I've modified my Milestag UMT design to correct a
problem with the original.
The problem is that the muzzle flash LED is wired in parallel with the infra red LED:
This is an issue because the forward voltage of the IR emitter is 1.35V, and that of the muzzle flash LED
is 2.1V. This results in the muzzle flash illuminating far below its potential.
My new design has two outputs, one for the IR LED, and one for the muzzle flash LED. Both are driven from the same MOSFET
but the current limit resistor is dedicated to the IR LED:
The muzzle flash LED will require its own current limiting resistor, but this matches the original Milestag design.
Here's the PCB, it will be available as a kit at TAGBITS in a few weeks:
Thursday, 19 January 2012
Wednesday, 18 January 2012
Bugdet Milestag- Continued
I've been continuing the development of my budget Milestag gun kit. This is designed to have a single
sensor on the gun body to reduce the cost of the unit.
Initially I've concentrated on the sensor electronics. I've created a kit to make a Milestag sensor:
Here it assembled. Surface mount components are a lot easier to solder than through hole:
This needs to be mounted in a sensor housing that can be fitted to the breech section of my Tagbits Guns,
I've designed a special mount for this sensor type. I'll be building the gun in the next few days:
AMP-lified
The Milestag CORE and UMT PCBs use 0.1" Vero connectors. These are a pain
to use in quantity as every cable has to crimped manually.

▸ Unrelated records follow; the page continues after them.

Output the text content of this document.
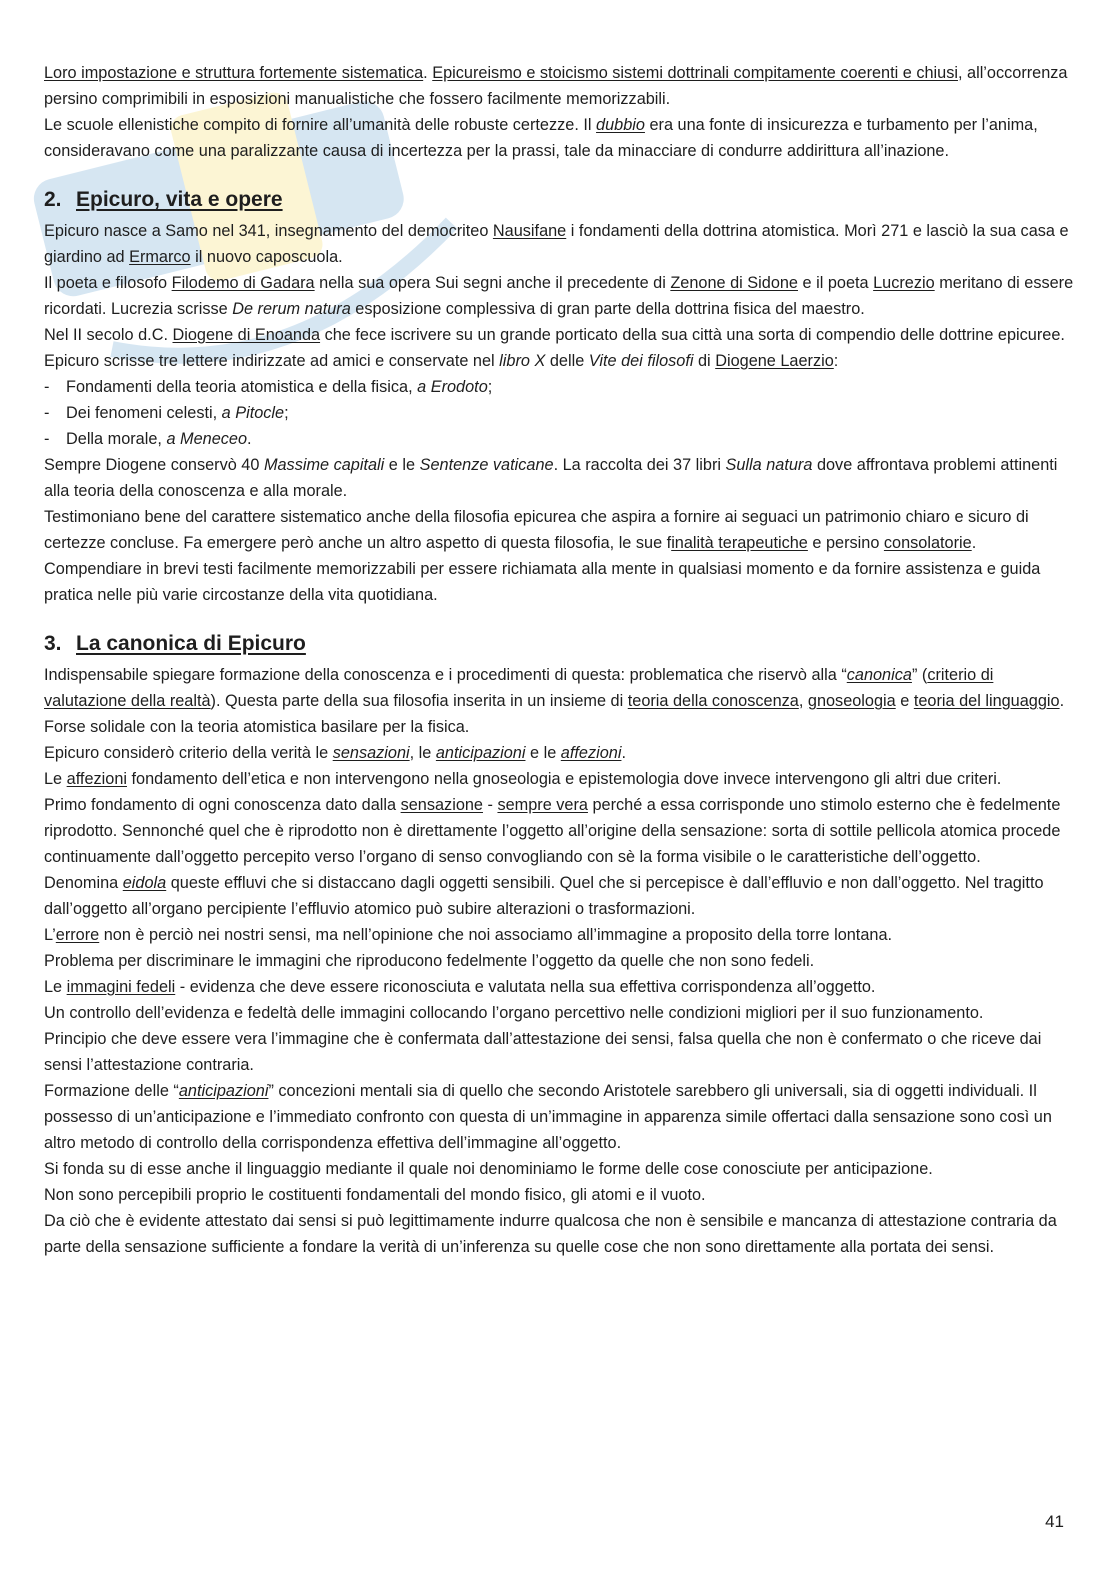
Loro impostazione e struttura fortemente sistematica. Epicureismo e stoicismo sistemi dottrinali compitamente coerenti e chiusi, all’occorrenza persino comprimibili in esposizioni manualistiche che fossero facilmente memorizzabili.

Le scuole ellenistiche compito di fornire all’umanità delle robuste certezze. Il dubbio era una fonte di insicurezza e turbamento per l’anima, consideravano come una paralizzante causa di incertezza per la prassi, tale da minacciare di condurre addirittura all’inazione.

2. Epicuro, vita e opere

Epicuro nasce a Samo nel 341, insegnamento del democriteo Nausifane i fondamenti della dottrina atomistica. Morì 271 e lasciò la sua casa e giardino ad Ermarco il nuovo caposcuola.

Il poeta e filosofo Filodemo di Gadara nella sua opera Sui segni anche il precedente di Zenone di Sidone e il poeta Lucrezio meritano di essere ricordati. Lucrezia scrisse De rerum natura esposizione complessiva di gran parte della dottrina fisica del maestro.

Nel II secolo d.C. Diogene di Enoanda che fece iscrivere su un grande porticato della sua città una sorta di compendio delle dottrine epicuree.

Epicuro scrisse tre lettere indirizzate ad amici e conservate nel libro X delle Vite dei filosofi di Diogene Laerzio:

- Fondamenti della teoria atomistica e della fisica, a Erodoto;
- Dei fenomeni celesti, a Pitocle;
- Della morale, a Meneceo.

Sempre Diogene conservò 40 Massime capitali e le Sentenze vaticane. La raccolta dei 37 libri Sulla natura dove affrontava problemi attinenti alla teoria della conoscenza e alla morale.

Testimoniano bene del carattere sistematico anche della filosofia epicurea che aspira a fornire ai seguaci un patrimonio chiaro e sicuro di certezze concluse. Fa emergere però anche un altro aspetto di questa filosofia, le sue finalità terapeutiche e persino consolatorie. Compendiare in brevi testi facilmente memorizzabili per essere richiamata alla mente in qualsiasi momento e da fornire assistenza e guida pratica nelle più varie circostanze della vita quotidiana.

3. La canonica di Epicuro

Indispensabile spiegare formazione della conoscenza e i procedimenti di questa: problematica che riservò alla “canonica” (criterio di valutazione della realtà). Questa parte della sua filosofia inserita in un insieme di teoria della conoscenza, gnoseologia e teoria del linguaggio. Forse solidale con la teoria atomistica basilare per la fisica.

Epicuro considerò criterio della verità le sensazioni, le anticipazioni e le affezioni.

Le affezioni fondamento dell’etica e non intervengono nella gnoseologia e epistemologia dove invece intervengono gli altri due criteri.

Primo fondamento di ogni conoscenza dato dalla sensazione - sempre vera perché a essa corrisponde uno stimolo esterno che è fedelmente riprodotto. Sennonché quel che è riprodotto non è direttamente l’oggetto all’origine della sensazione: sorta di sottile pellicola atomica procede continuamente dall’oggetto percepito verso l’organo di senso convogliando con sè la forma visibile o le caratteristiche dell’oggetto.

Denomina eidola queste effluvi che si distaccano dagli oggetti sensibili. Quel che si percepisce è dall’effluvio e non dall’oggetto. Nel tragitto dall’oggetto all’organo percipiente l’effluvio atomico può subire alterazioni o trasformazioni.

L’errore non è perciò nei nostri sensi, ma nell’opinione che noi associamo all’immagine a proposito della torre lontana.

Problema per discriminare le immagini che riproducono fedelmente l’oggetto da quelle che non sono fedeli.

Le immagini fedeli - evidenza che deve essere riconosciuta e valutata nella sua effettiva corrispondenza all’oggetto.

Un controllo dell’evidenza e fedeltà delle immagini collocando l’organo percettivo nelle condizioni migliori per il suo funzionamento.

Principio che deve essere vera l’immagine che è confermata dall’attestazione dei sensi, falsa quella che non è confermato o che riceve dai sensi l’attestazione contraria.

Formazione delle “anticipazioni” concezioni mentali sia di quello che secondo Aristotele sarebbero gli universali, sia di oggetti individuali. Il possesso di un’anticipazione e l’immediato confronto con questa di un’immagine in apparenza simile offertaci dalla sensazione sono così un altro metodo di controllo della corrispondenza effettiva dell’immagine all’oggetto.

Si fonda su di esse anche il linguaggio mediante il quale noi denominiamo le forme delle cose conosciute per anticipazione.

Non sono percepibili proprio le costituenti fondamentali del mondo fisico, gli atomi e il vuoto.

Da ciò che è evidente attestato dai sensi si può legittimamente indurre qualcosa che non è sensibile e mancanza di attestazione contraria da parte della sensazione sufficiente a fondare la verità di un’inferenza su quelle cose che non sono direttamente alla portata dei sensi.

41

I've started using AMP 0.1" IDC connectors instead. These are much faster to wire:
A friend of mine uses fine snipe nose pliers to force the wire onto the connectors. I found this unsatisfactory so I made myself an IDC crimp tool from a
M8 bolt:
This pushes the cable into the IDC connector nicely:
Monday, 16 January 2012
Battery Cover
Whilst getting ready to try out my single sensor Milestag gun I decided that I
needed to re-design the battery cover on the gun body. Previously this had been quite thin and had chamfered, circular tabs that were proving difficult
to print as the filament often failed to adhere to the layer below as the radius increased with the chamfer:
I redesigned the cover to have rectangular tabs. These should be easier to print with a chamfer:
I then subtracted this shape from the gun body, and increased all the edges by 0.2mm in size to allow for a good fit.

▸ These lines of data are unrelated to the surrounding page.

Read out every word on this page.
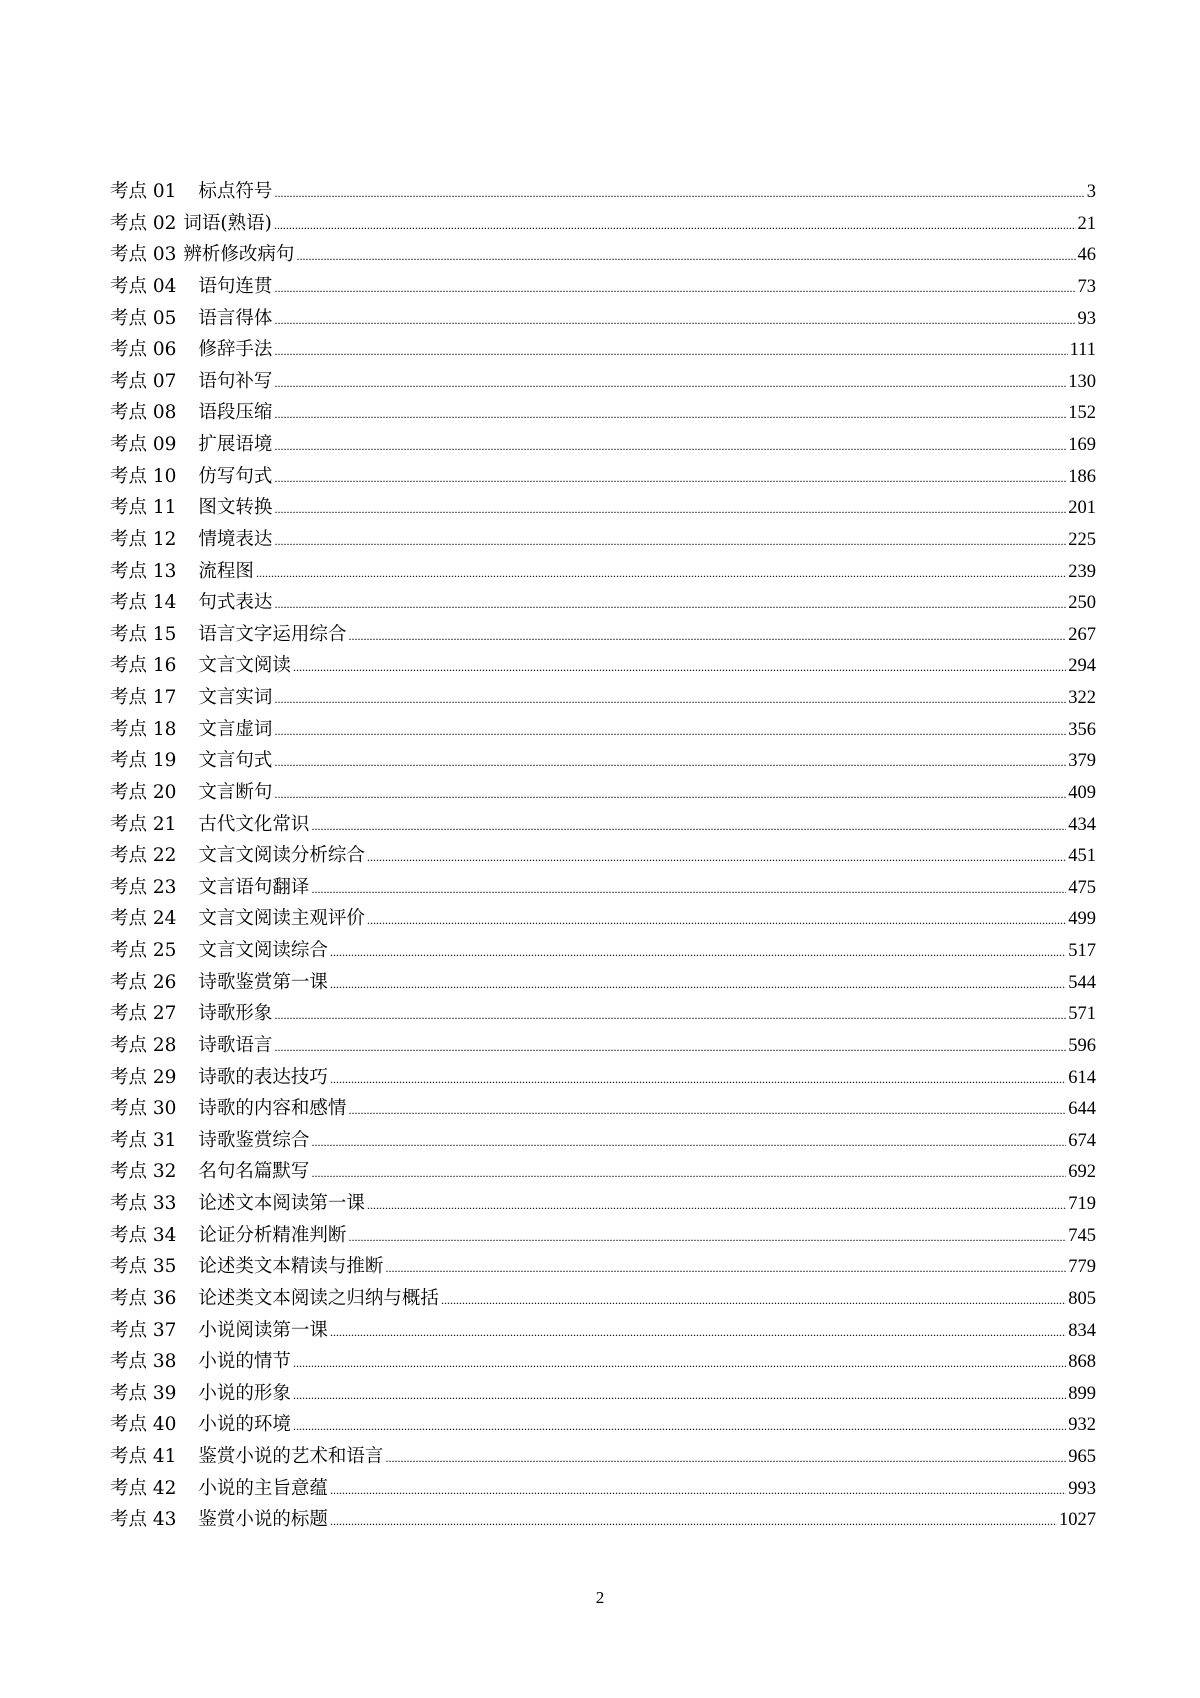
考点 01 标点符号 .....	3
考点 02 词语(熟语) .....	21
考点 03 辨析修改病句 .....	46
考点 04 语句连贯 .....	73
考点 05 语言得体 .....	93
考点 06 修辞手法 .....	111
考点 07 语句补写 .....	130
考点 08 语段压缩 .....	152
考点 09 扩展语境 .....	169
考点 10 仿写句式 .....	186
考点 11 图文转换 .....	201
考点 12 情境表达 .....	225
考点 13 流程图 .....	239
考点 14 句式表达 .....	250
考点 15 语言文字运用综合 .....	267
考点 16 文言文阅读 .....	294
考点 17 文言实词 .....	322
考点 18 文言虚词 .....	356
考点 19 文言句式 .....	379
考点 20 文言断句 .....	409
考点 21 古代文化常识 .....	434
考点 22 文言文阅读分析综合 .....	451
考点 23 文言语句翻译 .....	475
考点 24 文言文阅读主观评价 .....	499
考点 25 文言文阅读综合 .....	517
考点 26 诗歌鉴赏第一课 .....	544
考点 27 诗歌形象 .....	571
考点 28 诗歌语言 .....	596
考点 29 诗歌的表达技巧 .....	614
考点 30 诗歌的内容和感情 .....	644
考点 31 诗歌鉴赏综合 .....	674
考点 32 名句名篇默写 .....	692
考点 33 论述文本阅读第一课 .....	719
考点 34 论证分析精准判断 .....	745
考点 35 论述类文本精读与推断 .....	779
考点 36 论述类文本阅读之归纳与概括 .....	805
考点 37 小说阅读第一课 .....	834
考点 38 小说的情节 .....	868
考点 39 小说的形象 .....	899
考点 40 小说的环境 .....	932
考点 41 鉴赏小说的艺术和语言 .....	965
考点 42 小说的主旨意蕴 .....	993
考点 43 鉴赏小说的标题 .....	1027
2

As the gun body is quite large, it takes a long time to print so I cut out from my model the part I was interested in and printed that:
I then printed the new battery cover:
The new cover slots nicely into the body cut outs and does not need any finishing to make it fit:
Thursday, 12 January 2012
Sensor PCBs 2
I've just taken delivery of my Milestag Compatible sensor PCBs:
I'll be making these available ready made and in kit for at Tagbits in the next few days.
Wednesday, 11 January 2012
The Full Monty
Here is a pic of my RepRap complete with heated chamber, acrylic door and filament spool holder. It's printing a grip section from one my Milestag guns.
At the bottom right you can see the hot air gun that I use to maintain the chamber temperature. I keep the machine in my garage and it struggles to get up to temperature with heat from the heated bed alone.
Monday, 2 January 2012
Second Sight
I've been asked by several people whether it would be possible to mount a sensor on the gun bodies sold at Tagbits so
I re-designed a sensor mount to fit onto the forestock section. When fitted with a 3 way milestag sensor this should allow for a low cost solution, but will allow
body mounted sensors to be added later if required:
Here's a view looking down on the Milestag Gun
Here is the printed part fitted with an acrylic dome:
The underside has been modified to ensure the dome mounting screws and M3 nut are flush:
Here is the part on one of my Mk4 guns:
Looking at the height of the dome on the CAD model, I was concerned that the dome might obscure the optical red dot sight:
A rather poor camera shot down the sight confirms this. The bright dot is the 'red dot' of the sight:
I am going to have to re-engineer my picatinnny rail mount to be higher. A second sight.
2012 Spares
After my extruder mount failed the other week, I declared that I needed to stock up on spare parts for my RepRap.
I've printed this set of bits which is all but one of the components that I have identified as critical.
After printing the missing part I'll have a full set of spares. I really need to have pairs of some of these fittings though, namely the bar and linear bearing clamps as it doesn't really make sense to replace one of these in isolation.